Most people living the examined life spend years trying to find answers to all of existence’s big questions, eventually settling for something that rings true to them or just giving up entirely. But what if you’d read a bunch of philosophy and all the classics and had everything figured out by age 20? And you realized it wasn’t pretty? Then you might make a passionately bleak yet irresistibly rousing album like The Airing of Grievances—if you were as good as Titus Andronicus.
Named for one of Shakespeare’s earliest and bloodiest plays, the north Jersey quintet paints the world as an array of chaotic forces aligned against us—and it’s as hopeless as you can imagine. “God sent me a vision of the future in a dream / And I see no reason to celebrate,” Patrick Stickles sings on “Upon Viewing Brueghel’s ‘Landscape with the Fall of Icarus,’ ” in a breathless fury that he somehow maintains for damn near the whole album.

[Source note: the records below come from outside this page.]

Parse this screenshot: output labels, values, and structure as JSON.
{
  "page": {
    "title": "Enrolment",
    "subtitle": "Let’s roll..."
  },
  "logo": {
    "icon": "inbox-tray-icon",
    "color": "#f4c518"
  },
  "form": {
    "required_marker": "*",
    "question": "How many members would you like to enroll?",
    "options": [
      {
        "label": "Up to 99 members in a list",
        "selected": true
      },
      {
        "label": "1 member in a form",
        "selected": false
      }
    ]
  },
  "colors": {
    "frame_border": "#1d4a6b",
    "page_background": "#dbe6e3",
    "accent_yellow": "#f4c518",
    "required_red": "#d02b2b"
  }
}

He sounds defeated but hardly depressed—ready to fight, actually, and his band backs him with relentlessly punchy bar rock delivered in casual production that screams “underdog.” The album’s best moment, on the group’s namesake track, finds Stickles & Co. chanting, “Your life is over!” while clapping merrily. Things must be grim indeed; let’s celebrate!
Titus Andronicus plays Knitting Factory Fri, Jun 27, East River Park Amphitheater Sat, Jun 28, Maxwell’s July 11 and Mercury Lounge July 13.